TRICHOMONAS VAGINALIS - Tudo sobre o Parasito

TRICHOMONAS VAGINALIS - Tudo sobre o Parasito

TRICHOMONAS VAGINALIS

CONCEITO E AGENTE ETIOLÓGICO

É uma infecção causada pelo Trichomonas vaginalis (protozoário flagelado), tendo como reservatório a vagina e a uretra. Sua principal forma de transmissão é a sexual. Pode permanecer assintomática no homem e, na mulher, principalmente após a menopausa. Na mulher, pode acometer a vulva, a vagina e a cérvice uterina, causando cervicovaginite.

CARACTERÍSTICAS CLÍNICAS

Sinais e sintomas:

  • corrimento abundante, amarelado ou amarelo esverdeado, bolhoso, com mau-cheiro;

  • prurido e/ou irritação vulvar;

  • dor pélvica (ocasionalmente);

  • sintomas urinários (disúria, polaciúria); e

  • hiperemia da mucosa, com placas avermelhadas (colpite difusa e/ou focal, com aspecto de framboesa; teste de Schiller "onçóide").

Observações:

Mais da metade das mulheres portadoras de tricomoníase vaginal são completamente assintomáticas.

O simples achado de Trichomonas vaginalis em uma citologia oncótica de rotina impõe o tratamento da mulher e também do seu parceiro sexual, já que se trata de uma DST.
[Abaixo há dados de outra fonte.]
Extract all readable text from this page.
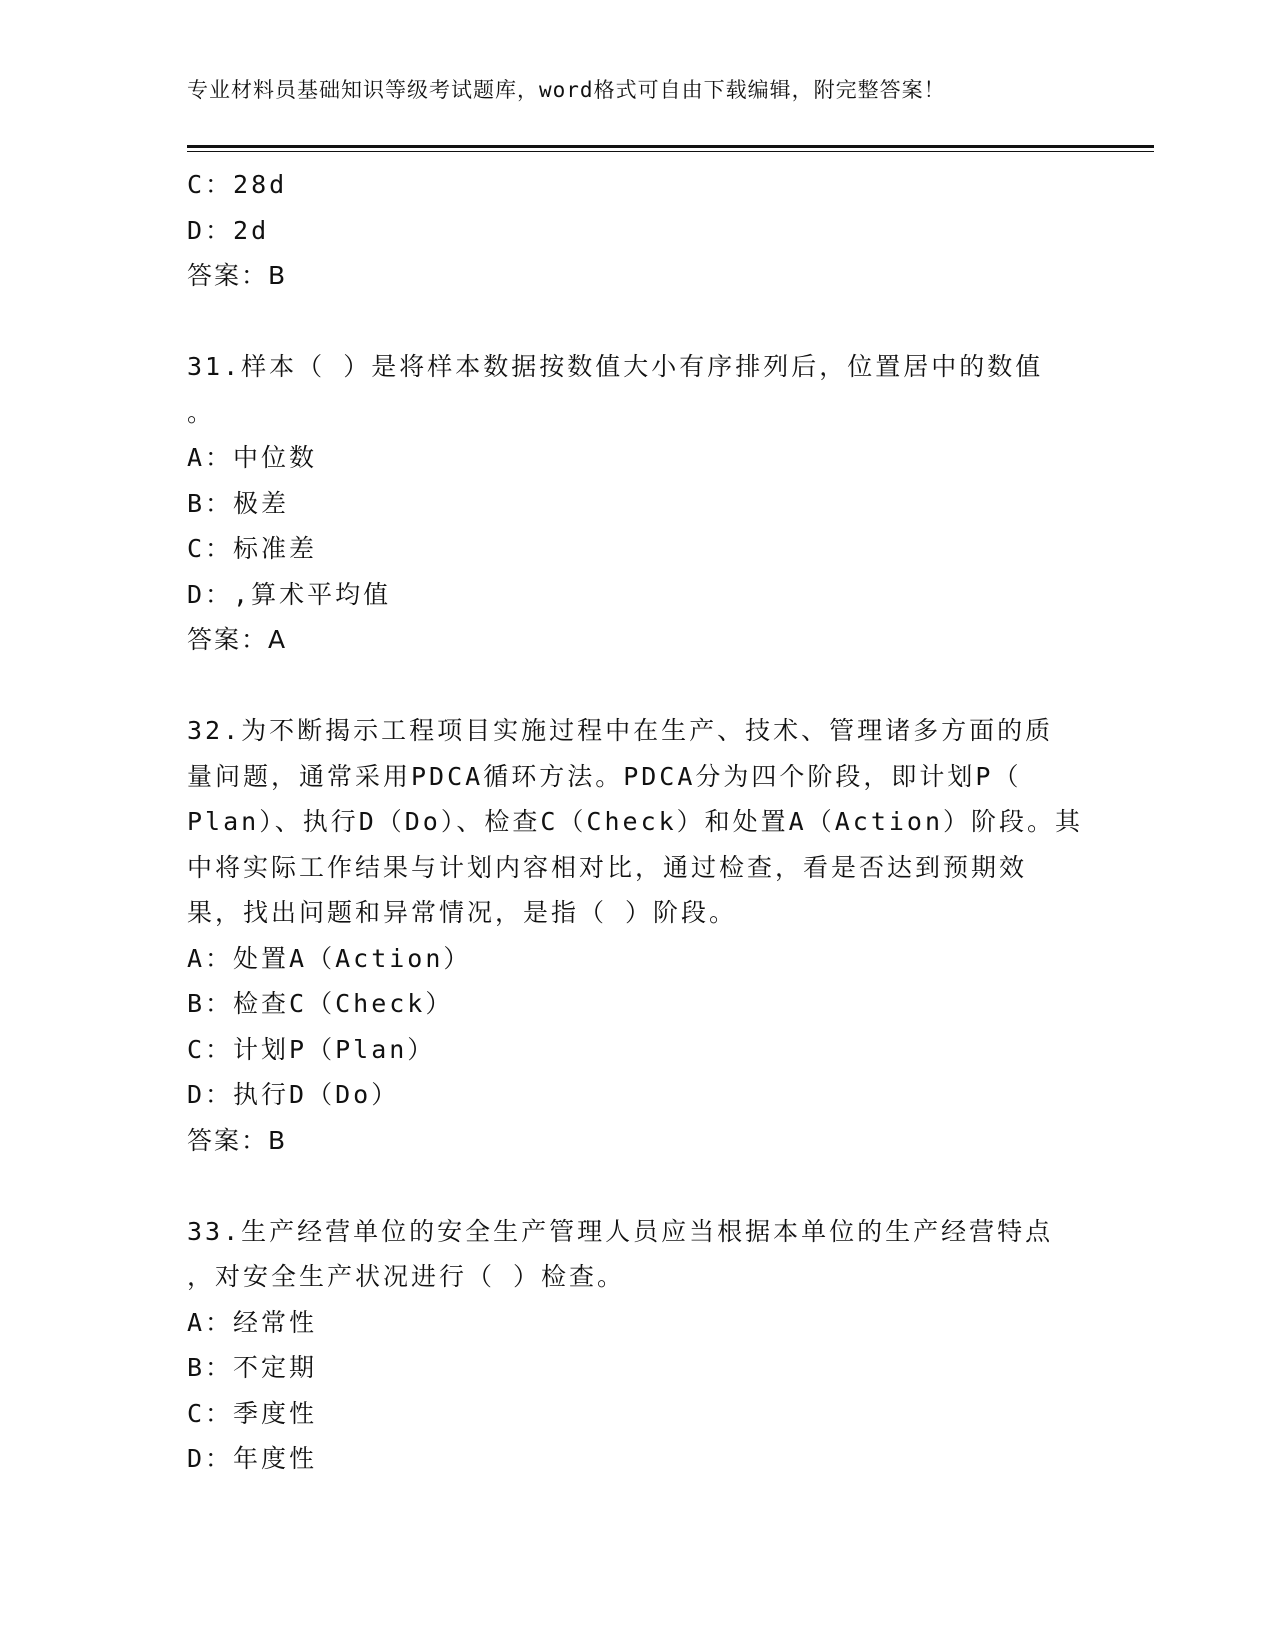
专业材料员基础知识等级考试题库，word格式可自由下载编辑，附完整答案！
C：28d
D：2d
答案：B
31.样本（ ）是将样本数据按数值大小有序排列后，位置居中的数值
。
A：中位数
B：极差
C：标准差
D：,算术平均值
答案：A
32.为不断揭示工程项目实施过程中在生产、技术、管理诸多方面的质
量问题，通常采用PDCA循环方法。PDCA分为四个阶段，即计划P（
Plan）、执行D（Do）、检查C（Check）和处置A（Action）阶段。其
中将实际工作结果与计划内容相对比，通过检查，看是否达到预期效
果，找出问题和异常情况，是指（ ）阶段。
A：处置A（Action）
B：检查C（Check）
C：计划P（Plan）
D：执行D（Do）
答案：B
33.生产经营单位的安全生产管理人员应当根据本单位的生产经营特点
，对安全生产状况进行（ ）检查。
A：经常性
B：不定期
C：季度性
D：年度性
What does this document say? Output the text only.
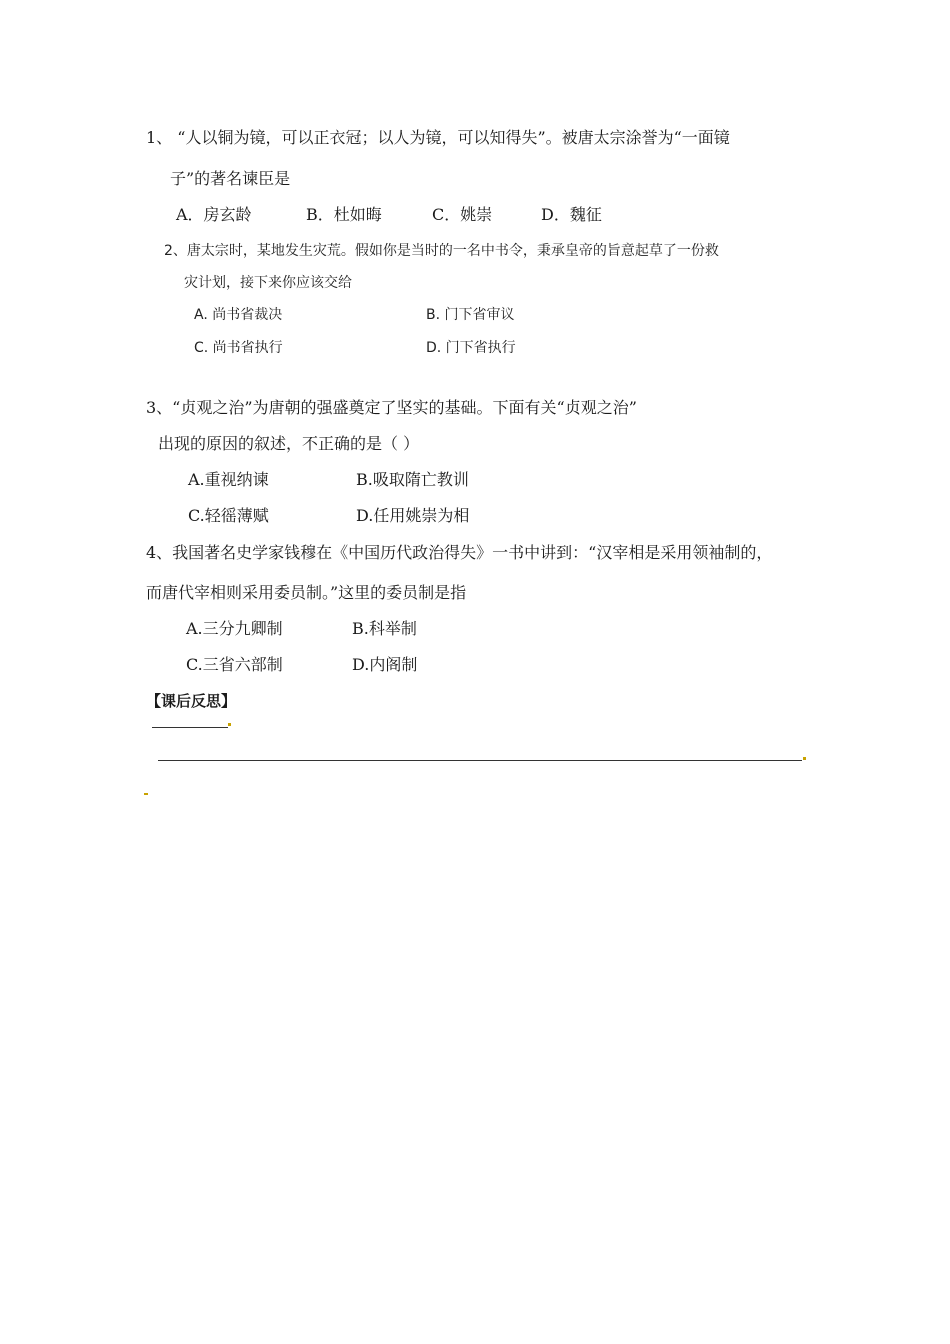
1、 “人以铜为镜，可以正衣冠；以人为镜，可以知得失”。被唐太宗涂誉为“一面镜
子”的著名谏臣是
A．房玄龄	B．杜如晦	C．姚崇	D．魏征
2、唐太宗时，某地发生灾荒。假如你是当时的一名中书令，秉承皇帝的旨意起草了一份救
灾计划，接下来你应该交给
A. 尚书省裁决	B. 门下省审议
C. 尚书省执行	D. 门下省执行
3、“贞观之治”为唐朝的强盛奠定了坚实的基础。下面有关“贞观之治”
出现的原因的叙述，不正确的是（ ）
A.重视纳谏	B.吸取隋亡教训
C.轻徭薄赋	D.任用姚崇为相
4、我国著名史学家钱穆在《中国历代政治得失》一书中讲到：“汉宰相是采用领袖制的，
而唐代宰相则采用委员制。”这里的委员制是指
A.三分九卿制	B.科举制
C.三省六部制	D.内阁制
【课后反思】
A tricomoníase vaginal pode alterar a classe da citologia oncótica. Por isso, nos casos em que houver alterações morfológicas celulares, estas podem estar associadas à tricomoníase. Nesses casos, deve-se realizar o tratamento e repetir a citologia após 2 a 3 meses, para avaliar se há persistência dessas alterações.

DIAGNÓSTICO LABORATORIAL

Para o diagnóstico das infecções genitais baixas, utiliza-se comumente o exame direto (a fresco) do conteúdo vaginal. Colhe-se uma gota do corrimento, coloca-se sobre a lâmina com uma gota de solução fisiológica, e observa-se ao microscópio, com o condensador baixo.
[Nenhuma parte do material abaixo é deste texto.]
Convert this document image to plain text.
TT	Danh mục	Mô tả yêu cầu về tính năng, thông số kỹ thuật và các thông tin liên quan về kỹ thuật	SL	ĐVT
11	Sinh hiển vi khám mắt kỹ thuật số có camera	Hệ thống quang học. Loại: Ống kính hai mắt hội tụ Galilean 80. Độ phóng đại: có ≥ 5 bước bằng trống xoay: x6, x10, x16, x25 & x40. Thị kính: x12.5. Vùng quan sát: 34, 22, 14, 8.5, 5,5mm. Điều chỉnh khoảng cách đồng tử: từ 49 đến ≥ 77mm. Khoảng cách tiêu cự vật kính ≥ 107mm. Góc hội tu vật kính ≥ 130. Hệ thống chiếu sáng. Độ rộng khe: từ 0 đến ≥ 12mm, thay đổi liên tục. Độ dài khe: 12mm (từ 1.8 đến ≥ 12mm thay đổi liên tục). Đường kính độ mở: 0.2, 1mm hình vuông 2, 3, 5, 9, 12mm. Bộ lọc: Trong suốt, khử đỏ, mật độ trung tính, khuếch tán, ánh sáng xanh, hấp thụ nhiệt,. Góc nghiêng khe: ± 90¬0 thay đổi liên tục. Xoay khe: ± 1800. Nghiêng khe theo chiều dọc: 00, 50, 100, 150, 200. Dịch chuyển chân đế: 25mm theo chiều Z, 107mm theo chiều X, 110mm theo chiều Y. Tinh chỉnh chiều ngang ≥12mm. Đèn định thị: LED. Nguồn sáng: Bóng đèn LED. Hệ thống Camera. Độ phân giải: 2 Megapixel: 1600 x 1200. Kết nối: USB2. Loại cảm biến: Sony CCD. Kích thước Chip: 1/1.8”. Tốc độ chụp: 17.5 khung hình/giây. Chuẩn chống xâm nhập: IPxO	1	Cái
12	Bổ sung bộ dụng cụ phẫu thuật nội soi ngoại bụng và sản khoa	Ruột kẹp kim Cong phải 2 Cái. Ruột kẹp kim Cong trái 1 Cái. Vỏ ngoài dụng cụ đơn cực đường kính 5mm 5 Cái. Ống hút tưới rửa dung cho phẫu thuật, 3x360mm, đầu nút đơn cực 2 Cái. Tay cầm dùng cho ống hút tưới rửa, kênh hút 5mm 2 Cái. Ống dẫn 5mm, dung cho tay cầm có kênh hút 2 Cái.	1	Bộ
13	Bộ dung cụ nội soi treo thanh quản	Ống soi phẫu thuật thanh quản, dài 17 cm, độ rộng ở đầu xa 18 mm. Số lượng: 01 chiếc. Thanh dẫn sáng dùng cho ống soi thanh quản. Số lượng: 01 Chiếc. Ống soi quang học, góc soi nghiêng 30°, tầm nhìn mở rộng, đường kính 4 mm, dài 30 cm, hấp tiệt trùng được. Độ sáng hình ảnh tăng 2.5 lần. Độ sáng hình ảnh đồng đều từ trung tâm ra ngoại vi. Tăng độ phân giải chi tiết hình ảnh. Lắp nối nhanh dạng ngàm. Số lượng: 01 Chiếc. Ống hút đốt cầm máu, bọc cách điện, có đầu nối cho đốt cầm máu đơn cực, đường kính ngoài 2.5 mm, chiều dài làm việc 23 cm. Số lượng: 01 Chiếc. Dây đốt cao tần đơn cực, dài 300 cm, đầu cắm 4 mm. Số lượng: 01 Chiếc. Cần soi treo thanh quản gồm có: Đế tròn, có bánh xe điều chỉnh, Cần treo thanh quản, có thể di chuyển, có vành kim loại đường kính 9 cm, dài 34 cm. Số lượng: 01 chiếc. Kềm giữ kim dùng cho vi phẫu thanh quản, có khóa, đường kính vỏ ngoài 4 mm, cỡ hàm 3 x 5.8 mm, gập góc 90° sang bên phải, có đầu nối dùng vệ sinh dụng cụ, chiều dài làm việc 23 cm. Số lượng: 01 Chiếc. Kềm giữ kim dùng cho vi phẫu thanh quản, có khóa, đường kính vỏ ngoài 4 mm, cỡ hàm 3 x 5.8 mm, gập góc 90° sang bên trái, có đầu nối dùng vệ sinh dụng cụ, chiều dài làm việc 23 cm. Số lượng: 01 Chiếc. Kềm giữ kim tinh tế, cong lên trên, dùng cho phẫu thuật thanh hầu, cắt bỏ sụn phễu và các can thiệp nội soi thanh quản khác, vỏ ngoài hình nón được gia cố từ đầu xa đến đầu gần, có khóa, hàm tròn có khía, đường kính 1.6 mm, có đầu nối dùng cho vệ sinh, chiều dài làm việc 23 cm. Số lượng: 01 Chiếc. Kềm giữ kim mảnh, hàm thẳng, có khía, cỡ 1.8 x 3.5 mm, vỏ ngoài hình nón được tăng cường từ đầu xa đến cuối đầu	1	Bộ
Exame do conteúdo vaginal a fresco: observam-se os parasitas flagelados movimentando-se ativamente entre as células epiteliais e os leucócitos.
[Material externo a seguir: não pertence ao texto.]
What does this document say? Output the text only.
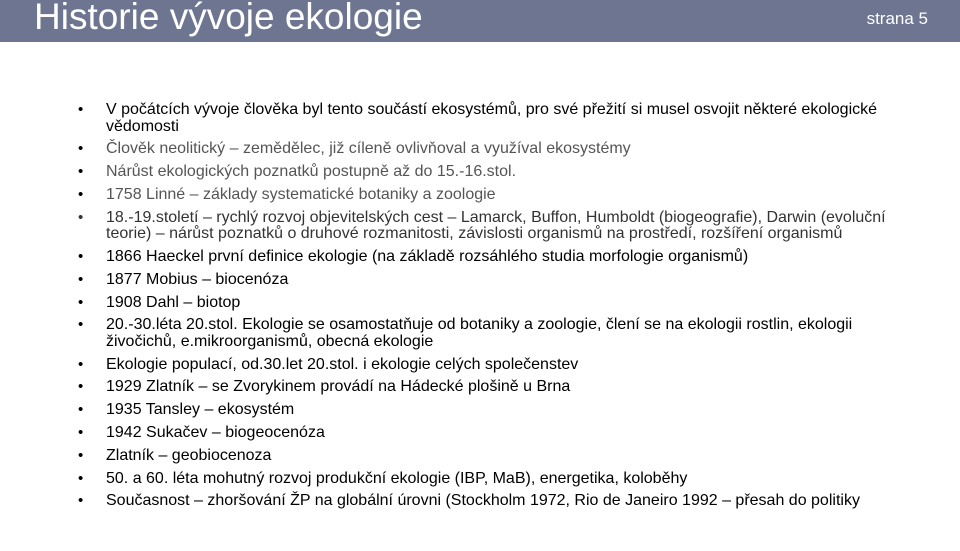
Historie vývoje ekologie	strana 5
• V počátcích vývoje člověka byl tento součástí ekosystémů, pro své přežití si musel osvojit některé ekologické vědomosti
• Člověk neolitický – zemědělec, již cíleně ovlivňoval a využíval ekosystémy
• Nárůst ekologických poznatků postupně až do 15.-16.stol.
• 1758 Linné – základy systematické botaniky a zoologie
• 18.-19.století – rychlý rozvoj objevitelských cest – Lamarck, Buffon, Humboldt (biogeografie), Darwin (evoluční teorie) – nárůst poznatků o druhové rozmanitosti, závislosti organismů na prostředí, rozšíření organismů
• 1866 Haeckel první definice ekologie (na základě rozsáhlého studia morfologie organismů)
• 1877 Mobius – biocenóza
• 1908 Dahl – biotop
• 20.-30.léta 20.stol. Ekologie se osamostatňuje od botaniky a zoologie, člení se na ekologii rostlin, ekologii živočichů, e.mikroorganismů, obecná ekologie
• Ekologie populací, od.30.let 20.stol. i ekologie celých společenstev
• 1929 Zlatník – se Zvorykinem provádí na Hádecké plošině u Brna
• 1935 Tansley – ekosystém
• 1942 Sukačev – biogeocenóza
• Zlatník – geobiocenoza
• 50. a 60. léta mohutný rozvoj produkční ekologie (IBP, MaB), energetika, koloběhy
• Současnost – zhoršování ŽP na globální úrovni (Stockholm 1972, Rio de Janeiro 1992 – přesah do politiky
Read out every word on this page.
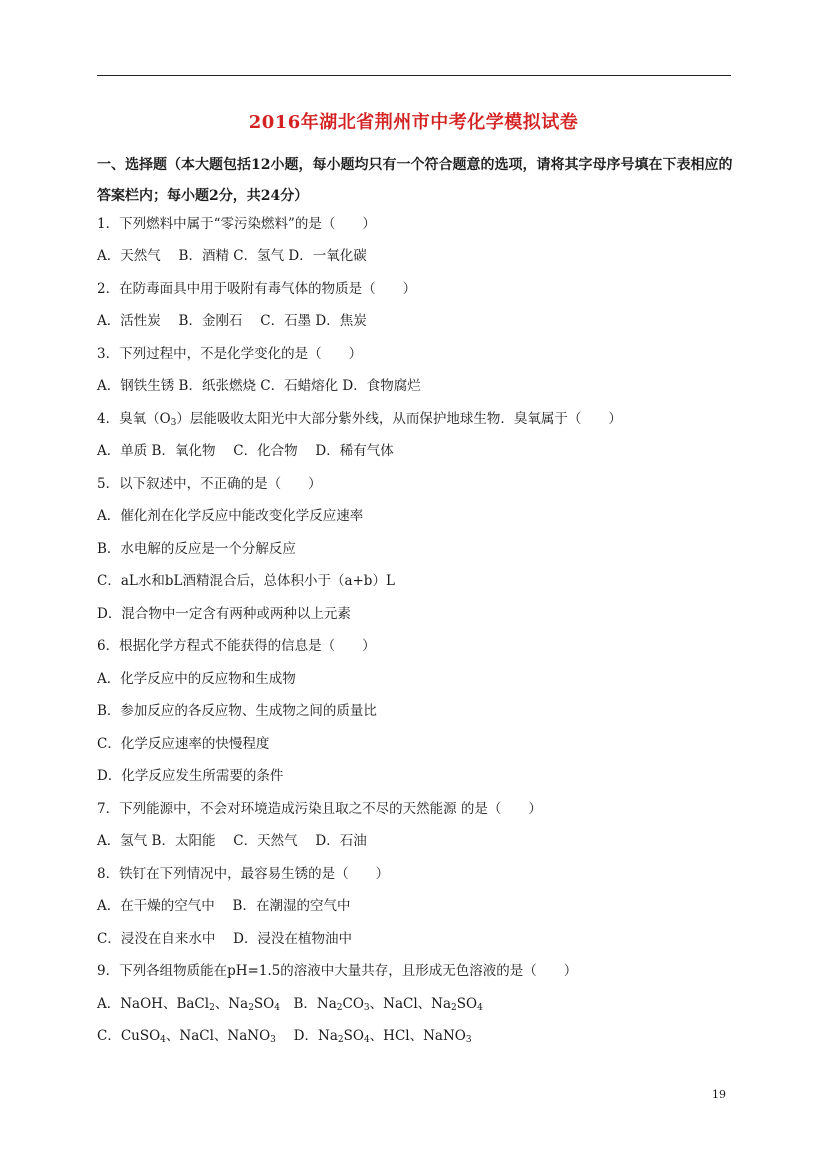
2016年湖北省荆州市中考化学模拟试卷
一、选择题（本大题包括12小题，每小题均只有一个符合题意的选项，请将其字母序号填在下表相应的答案栏内；每小题2分，共24分）
1．下列燃料中属于“零污染燃料”的是（　　）
A．天然气　 B．酒精 C．氢气 D．一氧化碳
2．在防毒面具中用于吸附有毒气体的物质是（　　）
A．活性炭　 B．金刚石　 C．石墨 D．焦炭
3．下列过程中，不是化学变化的是（　　）
A．钢铁生锈 B．纸张燃烧 C．石蜡熔化 D．食物腐烂
4．臭氧$(O_3)$层能吸收太阳光中大部分紫外线，从而保护地球生物．臭氧属于（　　）
A．单质 B．氧化物　 C．化合物　 D．稀有气体
5．以下叙述中，不正确的是（　　）
A．催化剂在化学反应中能改变化学反应速率
B．水电解的反应是一个分解反应
C．aL水和bL酒精混合后，总体积小于（a+b）L
D．混合物中一定含有两种或两种以上元素
6．根据化学方程式不能获得的信息是（　　）
A．化学反应中的反应物和生成物
B．参加反应的各反应物、生成物之间的质量比
C．化学反应速率的快慢程度
D．化学反应发生所需要的条件
7．下列能源中，不会对环境造成污染且取之不尽的天然能源 的是（　　）
A．氢气 B．太阳能　 C．天然气　 D．石油
8．铁钉在下列情况中，最容易生锈的是（　　）
A．在干燥的空气中　 B．在潮湿的空气中
C．浸没在自来水中　 D．浸没在植物油中
9．下列各组物质能在pH=1.5的溶液中大量共存，且形成无色溶液的是（　　）
A．NaOH、BaCl$_2$、$Na_2SO_4$　B．$Na_2CO_3$、NaCl、$Na_2SO_4$
C．CuSO$_4$、NaCl、NaNO$_3$　 D．$Na_2SO_4$、HCl、NaNO$_3$
19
Esfregaço do conteúdo vaginal corado pelos métodos de Gram, ou Giemsa, ou Papanicolaou.

Cultura: valiosa apenas em crianças, em casos suspeitos e com exame a fresco e esfregaço repetidamente negativos. É muito difícil de ser realizada pois requer meio específico e condições de anaerobiose (meio de Diamond).

Teste do pH vaginal: é um teste simples e rápido, feito com uma fita de papel indicador de pH colocada em contato com a parede vaginal, durante um minuto; deve-se tomar cuidado para não tocar o colo, que possui um pH básico, o que pode causar distorções na interpretação; valores acima de 4,5 sugerem tricomoníase.

TRATAMENTO

Metronidazol 2 g, VO, dose única, ou

Tinidazol 2 g, VO, dose única; ou

Secnidazol 2 g, VO, dose única; ou

Metronidazol 250 mg, VO, de 8/8 horas, por 7 dias.

DiagnósticoNo caso das mulheres, o diagnóstico geralmente estabelece-se em poucos minutos, examinando uma amostra da secreção vaginal ao microscópio. No caso dos homens, é necessária a coleta de secreção uretral por meio de Zaragatoa ou alça de platina, preferencialmente pela manhã, quando a secreção é mais abundante. A massagem prostática pode auxiliar na sua detecçaão. O material deve ser analisado imediatamente. Concomitantemente, devem ser efetuadas análises para outras doenças de transmissão sexual, cujo risco de contágio acompanha o da tricomoníase (Como Sífilis, HIV, Gonorréia e Hepatite B).Em ambos os sexos, pode fazer-se também o diagnóstico através da coleta de urina de primeiro jato, a qual é imediatamente concentrada por meio de centrifugação, e analisada em preparações a fresco à microscopia óptica (o parasita tem aspecto e motilidade característicos) ou em preparações coradas.